Un raglio assordante, dal centro della stanza, lo fa voltare indietro. È l’asino a tre gambe, il cavalletto di Mammona, che regge la “tela”: un contenitore ovale, poco profondo, di plastica irradiata e poi lavorata in modo speciale. La tela è alta due metri e spessa quaranta centimetri. Vi è dipinta una scena che entro l’indomani deve essere terminata.

È tanto una scultura quanto un dipinto, le figure sono in rilievo, tondeggianti, talune più propinque al bordo, talaltre al fondo. Riflettono la luce che proviene dall’esterno, ma ardono anche internamente, perché la plastica stessa della “tela” è luminosa. La luce pare penetrare nelle figure, inzupparle per qualche istante, e poi uscirne di nuovo. La luce ha una tinta debolmente rosata: è il medesimo rosso dell’aurora, del sangue allungato con le lacrime, dell’ira, dell’inchiostro con cui si scrivono i debiti sul registro.

Questa è un’opera della sua serie dei Cani: Canoni di un Cane, L’acCANito duello, Il CANto della CANicola, Andare a CAN-estro, Rose canine, Accalappiacani, Dietro quel palazzo c’è un povero cane pazzo, Il cane alla finestra d’Occidente e Paulo majora CANamus.

Socrate, Ben Johnson, Cellini, Swedenborg, Li Po e Hiawatha sono andati a fare casino nella taverna La Sirenetta. Dalla finestra si vede Dedalo che, sul più alto bastione di Cnosso, caccia un booster su per il culo di suo figlio Icaro per dargli un decollo razzo-assistito, nel suo famoso volo. In un angolo sta accovacciato Og, Figlio del Fuoco. Rosicchia un osso di tigre dai denti a sciabola e disegna bisonti e mammuth sull’intonaco ammuffito. La cameriera, Atena, curva sulla tavola, serve tarallucci e nettare ai suoi illustri avventori. Aristotele, con corna di caprone, le sta appiccicato alle terga. Le ha tirato su la gonna e la inforca more pecorarum. Le ceneri della sigaretta che gli penzola dalle labbra atteggiate a una piega amara sono però cadute sulla gonna di lei, che ora comincia a fumare. Sulla porta della toilette maschile, un Batman ubriaco ha ceduto alla tentazione a lungo repressa e cerca di farsi il Ragazzo Meraviglia. Da un’altra finestra si vede un lago, sulla cui superficie cammina un uomo, la testa cinta da un’aureola già un po’ verdolina per la corrosione. Dietro di lui, un periscopio spunta dall’acqua.

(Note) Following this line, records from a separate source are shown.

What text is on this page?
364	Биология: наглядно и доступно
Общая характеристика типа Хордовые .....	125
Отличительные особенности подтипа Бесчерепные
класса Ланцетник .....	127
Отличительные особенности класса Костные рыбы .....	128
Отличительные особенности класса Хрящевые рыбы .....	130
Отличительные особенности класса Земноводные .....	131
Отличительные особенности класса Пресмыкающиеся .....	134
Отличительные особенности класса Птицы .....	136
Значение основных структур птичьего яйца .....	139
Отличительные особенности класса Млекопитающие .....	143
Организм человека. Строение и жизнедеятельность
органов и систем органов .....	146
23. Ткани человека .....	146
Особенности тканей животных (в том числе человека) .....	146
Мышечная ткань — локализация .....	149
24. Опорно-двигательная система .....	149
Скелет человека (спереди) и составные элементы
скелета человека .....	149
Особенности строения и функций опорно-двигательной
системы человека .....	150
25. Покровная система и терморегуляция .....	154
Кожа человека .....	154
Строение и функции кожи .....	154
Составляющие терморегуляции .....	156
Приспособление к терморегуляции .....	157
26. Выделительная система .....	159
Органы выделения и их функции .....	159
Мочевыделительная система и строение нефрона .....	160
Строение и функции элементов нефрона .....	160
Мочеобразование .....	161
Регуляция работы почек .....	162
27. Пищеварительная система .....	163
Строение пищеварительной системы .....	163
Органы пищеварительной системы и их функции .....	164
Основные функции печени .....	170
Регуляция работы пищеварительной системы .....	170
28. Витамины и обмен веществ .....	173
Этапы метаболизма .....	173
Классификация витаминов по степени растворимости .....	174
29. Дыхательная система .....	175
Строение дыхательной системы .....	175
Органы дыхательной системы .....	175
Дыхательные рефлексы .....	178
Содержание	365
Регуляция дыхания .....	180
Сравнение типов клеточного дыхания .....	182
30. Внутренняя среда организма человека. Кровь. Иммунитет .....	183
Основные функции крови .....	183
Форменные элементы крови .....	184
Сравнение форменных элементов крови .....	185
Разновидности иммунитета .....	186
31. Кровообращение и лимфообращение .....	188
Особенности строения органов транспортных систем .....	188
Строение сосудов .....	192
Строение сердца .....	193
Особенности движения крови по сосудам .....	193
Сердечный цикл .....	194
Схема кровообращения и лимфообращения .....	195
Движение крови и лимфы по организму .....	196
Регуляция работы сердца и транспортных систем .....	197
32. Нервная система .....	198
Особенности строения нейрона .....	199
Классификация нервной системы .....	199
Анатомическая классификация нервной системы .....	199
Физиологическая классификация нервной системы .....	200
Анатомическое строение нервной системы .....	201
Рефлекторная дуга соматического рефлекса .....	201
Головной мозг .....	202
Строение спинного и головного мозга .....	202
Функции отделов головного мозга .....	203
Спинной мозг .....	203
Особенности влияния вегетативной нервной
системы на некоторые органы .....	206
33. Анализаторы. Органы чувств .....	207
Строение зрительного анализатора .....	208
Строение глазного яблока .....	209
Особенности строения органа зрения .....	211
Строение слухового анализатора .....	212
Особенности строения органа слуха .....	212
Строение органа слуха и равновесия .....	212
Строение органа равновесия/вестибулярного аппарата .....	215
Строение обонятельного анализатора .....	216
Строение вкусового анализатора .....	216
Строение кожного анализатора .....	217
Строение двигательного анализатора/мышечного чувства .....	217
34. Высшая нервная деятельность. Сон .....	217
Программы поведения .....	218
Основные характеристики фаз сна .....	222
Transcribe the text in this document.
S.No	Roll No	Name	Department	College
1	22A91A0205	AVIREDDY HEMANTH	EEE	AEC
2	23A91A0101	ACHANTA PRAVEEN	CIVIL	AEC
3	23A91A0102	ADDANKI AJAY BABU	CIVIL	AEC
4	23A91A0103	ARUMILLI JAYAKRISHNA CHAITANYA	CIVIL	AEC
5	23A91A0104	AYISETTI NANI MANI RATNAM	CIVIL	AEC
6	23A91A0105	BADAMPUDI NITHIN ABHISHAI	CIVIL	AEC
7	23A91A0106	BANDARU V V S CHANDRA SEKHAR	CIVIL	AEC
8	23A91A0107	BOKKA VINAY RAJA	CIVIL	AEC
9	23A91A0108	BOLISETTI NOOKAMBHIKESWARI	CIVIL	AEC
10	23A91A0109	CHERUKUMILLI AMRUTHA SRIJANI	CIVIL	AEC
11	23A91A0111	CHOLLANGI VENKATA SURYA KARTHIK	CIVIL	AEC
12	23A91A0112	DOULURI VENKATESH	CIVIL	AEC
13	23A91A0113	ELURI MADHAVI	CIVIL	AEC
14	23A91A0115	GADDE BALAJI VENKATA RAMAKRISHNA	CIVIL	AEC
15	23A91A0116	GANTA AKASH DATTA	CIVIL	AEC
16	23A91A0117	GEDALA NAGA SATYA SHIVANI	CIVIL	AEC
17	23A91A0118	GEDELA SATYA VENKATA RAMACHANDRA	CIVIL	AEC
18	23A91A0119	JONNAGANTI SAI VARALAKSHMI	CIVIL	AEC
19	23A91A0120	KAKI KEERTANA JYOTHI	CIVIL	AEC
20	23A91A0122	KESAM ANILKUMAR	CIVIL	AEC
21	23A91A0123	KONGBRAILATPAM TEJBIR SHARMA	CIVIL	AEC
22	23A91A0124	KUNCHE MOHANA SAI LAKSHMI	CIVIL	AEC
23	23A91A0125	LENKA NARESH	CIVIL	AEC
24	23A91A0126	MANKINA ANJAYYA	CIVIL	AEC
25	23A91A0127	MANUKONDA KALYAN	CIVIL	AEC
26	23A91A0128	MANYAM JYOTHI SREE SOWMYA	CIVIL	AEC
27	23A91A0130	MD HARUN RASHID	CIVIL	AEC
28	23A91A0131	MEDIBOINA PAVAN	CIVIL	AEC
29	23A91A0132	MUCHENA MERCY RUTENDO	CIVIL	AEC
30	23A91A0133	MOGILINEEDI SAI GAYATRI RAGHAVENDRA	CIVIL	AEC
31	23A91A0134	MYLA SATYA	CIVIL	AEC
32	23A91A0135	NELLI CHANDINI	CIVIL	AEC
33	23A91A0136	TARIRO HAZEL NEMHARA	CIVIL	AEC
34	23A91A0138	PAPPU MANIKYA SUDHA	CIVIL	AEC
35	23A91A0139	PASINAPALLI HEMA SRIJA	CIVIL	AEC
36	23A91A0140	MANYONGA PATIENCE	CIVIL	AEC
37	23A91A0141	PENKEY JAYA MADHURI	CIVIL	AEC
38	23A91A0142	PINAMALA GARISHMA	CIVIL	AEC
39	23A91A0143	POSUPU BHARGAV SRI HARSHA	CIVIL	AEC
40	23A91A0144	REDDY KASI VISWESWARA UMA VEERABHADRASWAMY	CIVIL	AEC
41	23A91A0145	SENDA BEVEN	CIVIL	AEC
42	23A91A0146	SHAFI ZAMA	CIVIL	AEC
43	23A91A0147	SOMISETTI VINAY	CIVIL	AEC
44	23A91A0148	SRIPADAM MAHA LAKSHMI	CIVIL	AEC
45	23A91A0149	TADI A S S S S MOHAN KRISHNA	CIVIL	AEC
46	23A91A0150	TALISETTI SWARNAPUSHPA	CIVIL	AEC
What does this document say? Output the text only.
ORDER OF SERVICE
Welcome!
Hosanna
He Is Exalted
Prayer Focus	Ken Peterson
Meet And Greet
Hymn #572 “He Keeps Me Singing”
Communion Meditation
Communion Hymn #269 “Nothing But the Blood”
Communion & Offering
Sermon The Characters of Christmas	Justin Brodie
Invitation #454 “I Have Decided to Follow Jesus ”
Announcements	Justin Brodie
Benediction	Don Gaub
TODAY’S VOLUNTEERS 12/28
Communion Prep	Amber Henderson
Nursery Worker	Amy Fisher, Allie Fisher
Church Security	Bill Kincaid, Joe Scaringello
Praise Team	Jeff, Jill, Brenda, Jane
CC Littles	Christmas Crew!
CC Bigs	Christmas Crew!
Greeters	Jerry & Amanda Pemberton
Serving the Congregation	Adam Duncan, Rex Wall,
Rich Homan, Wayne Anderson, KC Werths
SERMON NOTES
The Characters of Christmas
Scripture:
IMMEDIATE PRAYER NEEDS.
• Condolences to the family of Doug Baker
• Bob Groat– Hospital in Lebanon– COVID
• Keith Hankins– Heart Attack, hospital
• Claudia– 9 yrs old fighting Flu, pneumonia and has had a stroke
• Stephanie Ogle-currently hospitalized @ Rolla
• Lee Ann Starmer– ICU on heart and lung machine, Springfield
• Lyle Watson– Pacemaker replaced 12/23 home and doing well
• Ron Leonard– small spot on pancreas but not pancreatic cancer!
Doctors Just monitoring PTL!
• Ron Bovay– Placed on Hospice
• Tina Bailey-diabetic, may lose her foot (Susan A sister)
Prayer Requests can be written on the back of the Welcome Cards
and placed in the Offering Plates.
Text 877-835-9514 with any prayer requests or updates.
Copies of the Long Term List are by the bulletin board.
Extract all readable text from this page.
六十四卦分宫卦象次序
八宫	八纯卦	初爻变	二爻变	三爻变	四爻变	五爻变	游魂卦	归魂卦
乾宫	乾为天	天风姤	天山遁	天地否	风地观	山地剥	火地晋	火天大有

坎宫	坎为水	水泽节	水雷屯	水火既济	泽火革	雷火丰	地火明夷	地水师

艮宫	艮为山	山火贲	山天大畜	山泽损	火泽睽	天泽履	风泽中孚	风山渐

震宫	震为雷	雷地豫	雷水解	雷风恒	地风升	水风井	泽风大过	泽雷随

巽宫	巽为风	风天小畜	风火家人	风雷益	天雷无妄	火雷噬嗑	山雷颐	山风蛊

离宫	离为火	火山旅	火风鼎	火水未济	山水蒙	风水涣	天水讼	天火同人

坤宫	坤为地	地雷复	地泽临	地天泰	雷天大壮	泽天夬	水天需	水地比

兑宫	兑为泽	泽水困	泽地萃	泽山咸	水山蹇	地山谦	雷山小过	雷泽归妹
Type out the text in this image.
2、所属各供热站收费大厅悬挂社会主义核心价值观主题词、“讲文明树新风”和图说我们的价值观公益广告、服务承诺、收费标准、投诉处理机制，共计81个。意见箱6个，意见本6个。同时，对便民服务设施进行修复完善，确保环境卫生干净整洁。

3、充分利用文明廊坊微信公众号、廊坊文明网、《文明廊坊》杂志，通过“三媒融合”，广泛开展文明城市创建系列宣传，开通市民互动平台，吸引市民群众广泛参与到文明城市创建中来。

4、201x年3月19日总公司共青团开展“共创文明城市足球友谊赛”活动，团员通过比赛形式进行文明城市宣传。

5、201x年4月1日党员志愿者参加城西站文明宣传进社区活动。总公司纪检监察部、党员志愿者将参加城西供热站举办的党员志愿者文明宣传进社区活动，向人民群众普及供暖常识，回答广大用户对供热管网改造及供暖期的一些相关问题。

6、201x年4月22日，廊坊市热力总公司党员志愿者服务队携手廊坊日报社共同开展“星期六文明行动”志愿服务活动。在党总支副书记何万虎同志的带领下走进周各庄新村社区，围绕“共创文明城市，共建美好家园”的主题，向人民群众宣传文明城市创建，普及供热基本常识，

Il serpente pene è prensile: si annoda attorno al pennello e comincia a dipingere. Il pennello è un piccolo cilindro, fissato a un tubo che esce da una macchina di forma sferica. Sulla punta c’è un beccuccio, la cui apertura si regola girando una ghiera che sta sul cilindro. Il colore depositato sulla tela, che può andare da uno spruzzo finissimo a un rivolo denso, e che può assumere qualunque tinta o sfumatura si desideri, è regolato da altre rotelle.

Furiosamente, muovendosi come una proboscide, il penepennello costruisce un’altra figura, strato per strato. Poi, fiutato un certo odore di muschio, molla il lavoro e scivola fuori della porta, giù per la curva del muro, in quella stanza che è un ovoide puro, e nel suo passaggio descrive la traccia di tutti gli esseri senza zampe, parole sulla sabbia che tutti leggere sanno, ma che pochi poi capiranno. Il sangue pompa con lo stesso ritmo delle macine di In- e Sub-, per nutrire e gonfiare il rettile dal sangue bollente. Ma le pareti, che hanno percepito la massa dell’intruso e l’estrusione del desiderio, avvampano ma restano chiuse.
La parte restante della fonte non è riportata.